UNE PAGE D’AMOUR (Emile Zola) : Un Zola romantique

unepagedamourSuite de mon exploration de la série des Rougon-Macquart, d’Emile Zola, avec Une Page d’Amour, 8ème volet de la série. Une histoire axée sur le romantisme donc, qui ressemble à une parenthèse dans cette œuvre à la connotation sociale très forte. Un roman peut-être plus « léger » donc, mais qui reste tout de même typique de l’auteur.

Hélène, jeune veuve, vit seule avec sa fille et jure qu’elle ne se mariera plus et que l’amour n’est pas fait pour elle. Un jour, elle fait la connaissance de sa voisine, Mme Deberle, dont elle apprécie très vite la compagnie. Mais, à son corps défendant, elle commence également à apprécier de plus en plus la compagnie de son marie, le Docteur Deberle.

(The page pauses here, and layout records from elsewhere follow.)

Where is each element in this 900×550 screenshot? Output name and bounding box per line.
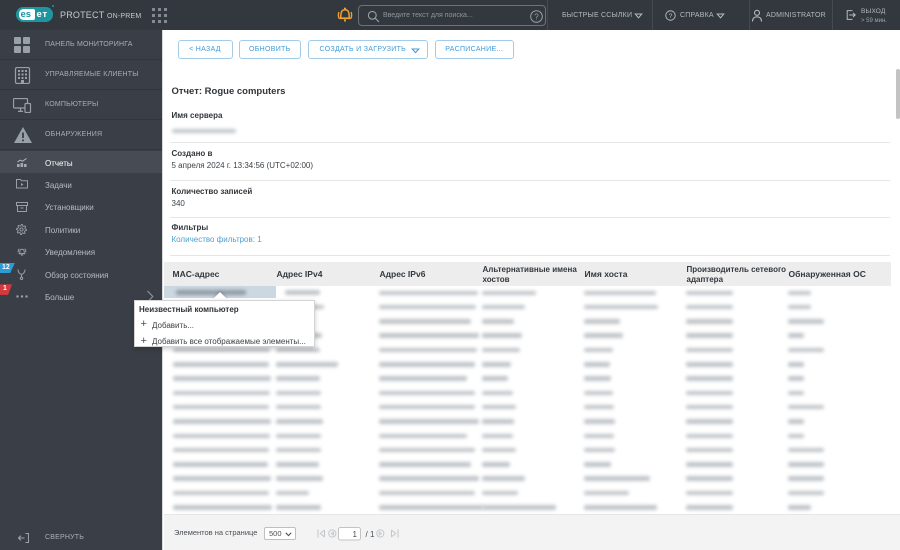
svg-text:?: ? (534, 12, 539, 21)
svg-text:1: 1 (353, 530, 358, 539)
svg-text:?: ? (669, 13, 673, 20)
svg-text:/ 1: / 1 (366, 530, 375, 539)
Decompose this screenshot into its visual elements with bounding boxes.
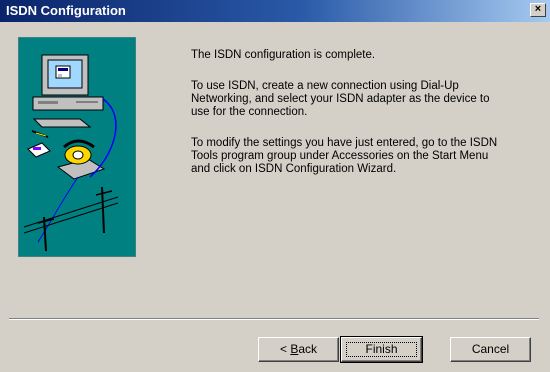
finish-button[interactable]: Finish bbox=[340, 336, 423, 363]
modify-instructions: To modify the settings you have just ent… bbox=[191, 137, 536, 176]
button-separator bbox=[9, 318, 539, 320]
usage-line-1: To use ISDN, create a new connection usi… bbox=[191, 80, 459, 92]
title-bar[interactable]: ISDN Configuration × bbox=[0, 0, 550, 22]
back-arrow-glyph: < bbox=[279, 342, 291, 356]
usage-line-3: use for the connection. bbox=[191, 106, 308, 118]
wizard-illustration bbox=[18, 37, 136, 257]
modify-line-1: To modify the settings you have just ent… bbox=[191, 137, 498, 149]
close-button[interactable]: × bbox=[530, 3, 546, 17]
dialog-window: ISDN Configuration × The ISDN configurat… bbox=[0, 0, 550, 372]
modify-line-3: and click on ISDN Configuration Wizard. bbox=[191, 163, 397, 175]
back-label-rest: ack bbox=[298, 342, 318, 356]
usage-instructions: To use ISDN, create a new connection usi… bbox=[191, 80, 536, 119]
completion-message: The ISDN configuration is complete. bbox=[191, 49, 376, 61]
cancel-button[interactable]: Cancel bbox=[450, 337, 531, 362]
window-title: ISDN Configuration bbox=[6, 3, 126, 18]
usage-line-2: Networking, and select your ISDN adapter… bbox=[191, 93, 490, 105]
cancel-label: Cancel bbox=[471, 342, 510, 356]
close-icon: × bbox=[534, 3, 542, 15]
focus-rectangle bbox=[346, 342, 417, 357]
modify-line-2: Tools program group under Accessories on… bbox=[191, 150, 489, 162]
back-button[interactable]: < Back bbox=[258, 337, 339, 362]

Une Page d’Amour reprend donc le schéma classique du triangle amoureux et le thème de l’adultère. C’est évidemment relativement osé pour l’époque (même si depuis Tristan et Iseult, cela reste un grand classique de la littérature) surtout que le texte est avant tout centré sur les sentiments des personnages, sans jugement moral. Bien sûr, tout cela ne se terminera pas non plus par un happy-end romantique, ce n’est pas vraiment le genre de la maison et cela aurait été évidemment inacceptable au XIXème siècle.

Une Page d’Amour a donc un côté très moderne, mais est naturellement très marqué par la démarche naturaliste de Zola. Il y’a donc une certaine distanciation entre l’auteur et ses personnages qu’il observe et décrit, sans jamais se fondre en eux. Le récit est certes largement centré sur le point de vue d’Hélène, avec certains passages adoptant celui de sa fille. C’est d’ailleurs la relation entre les deux qui forme un des axes fort du récit, presque plus que le lien entre les deux amants, puisque le point de vue du Docteur nous reste toujours étranger.

Du coup, Un Page d’Amour manque un peu de cette passion que l’on attendrait d’un récit sur ce thème. Il n’y a pas ce désir qui parcourt les pages d’un Tristan et Iseult ou d’un Roméo et Juliette. La démarche de Zola est toute autre, mais du coup, on a un peu plus de mal à y adhérer. Décrire la société du XIXème siècle présente évidemment un intérêt historique incontestable. Décrire de la même manière une chose aussi intemporelle que les sentiments amoureux est déjà moins enthousiasmant. Bien sûr, il reste le contexte sociétal, quand même très présent, mais le thème de l’amour adultère dans les milieux puritains et bourgeois n’est pas celui qui nous ait le plus étranger, avec 150 de recul. Nos mœurs ont certes évolué depuis, avec la multiplication des divorces notamment, mais le thème reste globalement sans surprise.

Une Page d’Amour reste néanmoins une œuvre écrite par un des plus grands auteurs qu’ait connu la langue française. La puissance du style reste toujours aussi impressionnante à chaque page et demeure un vrai plaisir purement esthétique. Bien sûr, on n’écrirait plus un roman avec une telle écriture, mais tout auteur rêverait d’être capable de l’imiter. Ce ne sera jamais mon cas, mais bon, j’arrive quand même à trouver le sommeil pour autant.

Une Page d’Amour est donc une belle page de littérature. Pas la plus belle qu’ait écrite Emile Zola, mais cela n’enlève rien à la force de son écriture.